【短編】悪役令嬢は全力でグータラしたいのに、隣国皇太子が溺愛してくる。なぜ。
 そして私は『勇者の末裔』に出てくる、バッドエンド確定の悪役令嬢ユーリエス・フランセル公爵令嬢になっていた。
 一週間も高熱にうなされたのがきっかけで思い出した。

 最初は混乱していたが、三日くらい経ってようやく落ち着いた。妹のことは心配で仕方なかったけれど、今の私にはどうしようもできなかった。
 少し冷静になりこの状況を考え、昔妹に勧められて読んだラノベにあった『転生』だと理解して現在に至る。どうやら物語が始まる前らしい。

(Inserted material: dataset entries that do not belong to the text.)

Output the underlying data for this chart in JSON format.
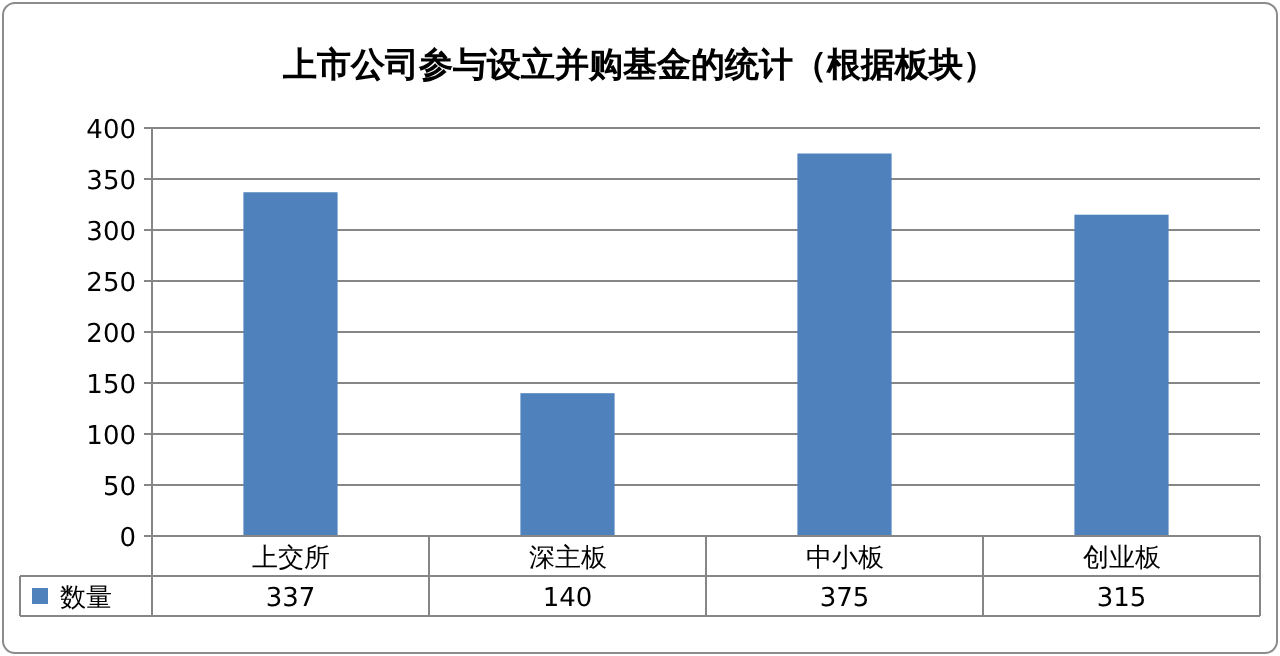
{
  "chart_data": {
    "type": "bar",
    "title": "上市公司参与设立并购基金的统计（根据板块）",
    "categories": [
      "上交所",
      "深主板",
      "中小板",
      "创业板"
    ],
    "series": [
      {
        "name": "数量",
        "color": "#4f81bd",
        "values": [
          337,
          140,
          375,
          315
        ]
      }
    ],
    "ylim": [
      0,
      400
    ],
    "yticks": [
      0,
      50,
      100,
      150,
      200,
      250,
      300,
      350,
      400
    ],
    "grid": "y",
    "legend": "bottom",
    "data_labels": true
  }
}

 残念なことに転生特典のようなものはないらしく、このままでは私の将来はお先真っ暗だ。さらに浮気に忙しい王太子の政務が、こちらに回されるようになってしまう。
 社畜だった私はもう馬車馬のように働くことにうんざりしていた。
 一番に愛されない生活も、枯れ草のように潤いのない毎日も、なにもかも。

 問題はユーリエスが王太子の婚約者でいることだ。この先、物語が始まればヒロインが現れ、王太子は真実の愛に目覚める。そして私が浮気相手を排除してきた証拠を突きつけ、稀代の悪女だと言って処刑するのだ。

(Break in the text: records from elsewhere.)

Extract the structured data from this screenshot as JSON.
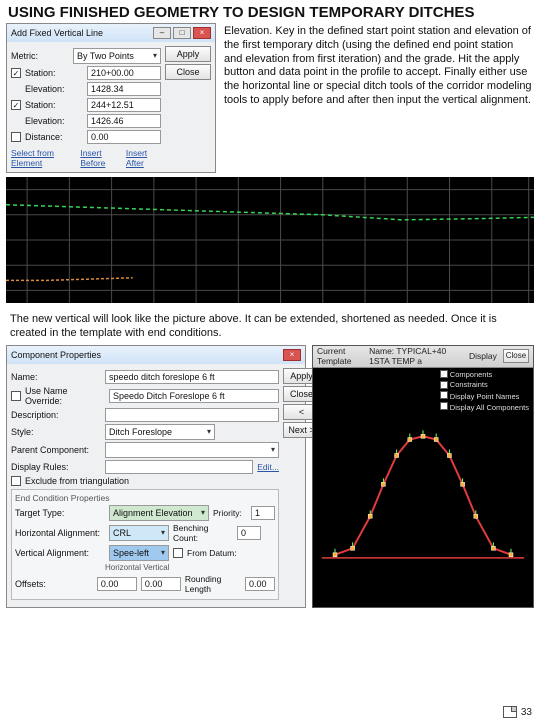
{
  "heading": "USING FINISHED GEOMETRY TO DESIGN TEMPORARY DITCHES",
  "dialog1": {
    "title": "Add Fixed Vertical Line",
    "metric_label": "Metric:",
    "metric_value": "By Two Points",
    "station_label": "Station:",
    "station_value": "210+00.00",
    "elev_label": "Elevation:",
    "elev_value": "1428.34",
    "station2_label": "Station:",
    "station2_value": "244+12.51",
    "elev2_label": "Elevation:",
    "elev2_value": "1426.46",
    "distance_label": "Distance:",
    "distance_value": "0.00",
    "chk1": "✓",
    "chk2": "✓",
    "chk3": "",
    "link1": "Select from Element",
    "link2": "Insert Before",
    "link3": "Insert After",
    "btn_apply": "Apply",
    "btn_close": "Close"
  },
  "rtext": "Elevation. Key in the defined start point station and elevation of the first temporary ditch (using the defined end point station and elevation from first iteration) and the grade. Hit the apply button and data point in the profile to accept. Finally either use the horizontal line or special ditch tools of the corridor modeling tools to apply before and after then input the vertical alignment.",
  "para2": "The new vertical will look like the picture above. It can be extended, shortened as needed. Once it is created in the template with end conditions.",
  "chart": {
    "bg": "#000000",
    "grid_color": "#4a4a4a",
    "xgrid": [
      0.04,
      0.12,
      0.2,
      0.28,
      0.36,
      0.44,
      0.52,
      0.6,
      0.68,
      0.76,
      0.84,
      0.92,
      0.99
    ],
    "ygrid": [
      0.1,
      0.3,
      0.5,
      0.7,
      0.9
    ],
    "series": [
      {
        "color": "#39d353",
        "dash": "4 3",
        "pts": [
          [
            0.0,
            0.22
          ],
          [
            0.15,
            0.24
          ],
          [
            0.3,
            0.26
          ],
          [
            0.45,
            0.28
          ],
          [
            0.6,
            0.3
          ],
          [
            0.75,
            0.34
          ],
          [
            0.9,
            0.33
          ],
          [
            1.0,
            0.32
          ]
        ]
      },
      {
        "color": "#d98a3e",
        "dash": "3 2",
        "pts": [
          [
            0.0,
            0.82
          ],
          [
            0.08,
            0.82
          ],
          [
            0.16,
            0.81
          ],
          [
            0.24,
            0.8
          ]
        ]
      }
    ]
  },
  "comp": {
    "title": "Component Properties",
    "name_label": "Name:",
    "name_value": "speedo ditch foreslope 6 ft",
    "use_name_label": "Use Name Override:",
    "use_name_value": "Speedo Ditch Foreslope 6 ft",
    "desc_label": "Description:",
    "desc_value": "",
    "style_label": "Style:",
    "style_value": "Ditch Foreslope",
    "parent_label": "Parent Component:",
    "parent_value": "",
    "disp_label": "Display Rules:",
    "exclude_label": "Exclude from triangulation",
    "section_title": "End Condition Properties",
    "target_label": "Target Type:",
    "target_value": "Alignment Elevation",
    "priority_label": "Priority:",
    "priority_value": "1",
    "halign_label": "Horizontal Alignment:",
    "halign_value": "CRL",
    "offset_label": "Benching Count:",
    "offset_value": "0",
    "valign_label": "Vertical Alignment:",
    "valign_value": "Spee-left",
    "fromdat_label": "From Datum:",
    "hv_header": "Horizontal            Vertical",
    "offsets_label": "Offsets:",
    "h_off": "0.00",
    "v_off": "0.00",
    "round_label": "Rounding Length",
    "round_value": "0.00",
    "btn_apply": "Apply",
    "btn_close": "Close",
    "btn_prev": "< Previous",
    "btn_next": "Next >",
    "edit_link": "Edit..."
  },
  "preview": {
    "hdr_left": "Current Template",
    "hdr_name": "Name: TYPICAL+40 1STA TEMP a",
    "disp_label": "Display",
    "comp_chk": "Components",
    "constr_chk": "Constraints",
    "pt_chk": "Display Point Names",
    "all_chk": "Display All Components",
    "btn_close": "Close",
    "shape": {
      "stroke": "#e23b3b",
      "fill": "none",
      "pts": [
        [
          0.1,
          0.92
        ],
        [
          0.18,
          0.88
        ],
        [
          0.26,
          0.68
        ],
        [
          0.32,
          0.48
        ],
        [
          0.38,
          0.3
        ],
        [
          0.44,
          0.2
        ],
        [
          0.5,
          0.18
        ],
        [
          0.56,
          0.2
        ],
        [
          0.62,
          0.3
        ],
        [
          0.68,
          0.48
        ],
        [
          0.74,
          0.68
        ],
        [
          0.82,
          0.88
        ],
        [
          0.9,
          0.92
        ]
      ],
      "ground": [
        [
          0.04,
          0.94
        ],
        [
          0.96,
          0.94
        ]
      ],
      "tick_color": "#66ff66"
    },
    "bg": "#000000"
  },
  "page_number": "33"
}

 原作で王太子が浮気しまくっていたとか、そういう描写があったかは知らないけれど、ユーリエスからみたらただの浮気男だ。

 それなら危険を排除して、前世の知識を活かしてお金を稼ぎ、引きこもって悠々自適の生活ができるのでは!?
 ただグーダラして、自由気ままに生きていけるのでは!? それはつまり、夢にまで見た生活の不安のないプロのダラ!!

 と考えた。ここまでが一年半前の出来事だ。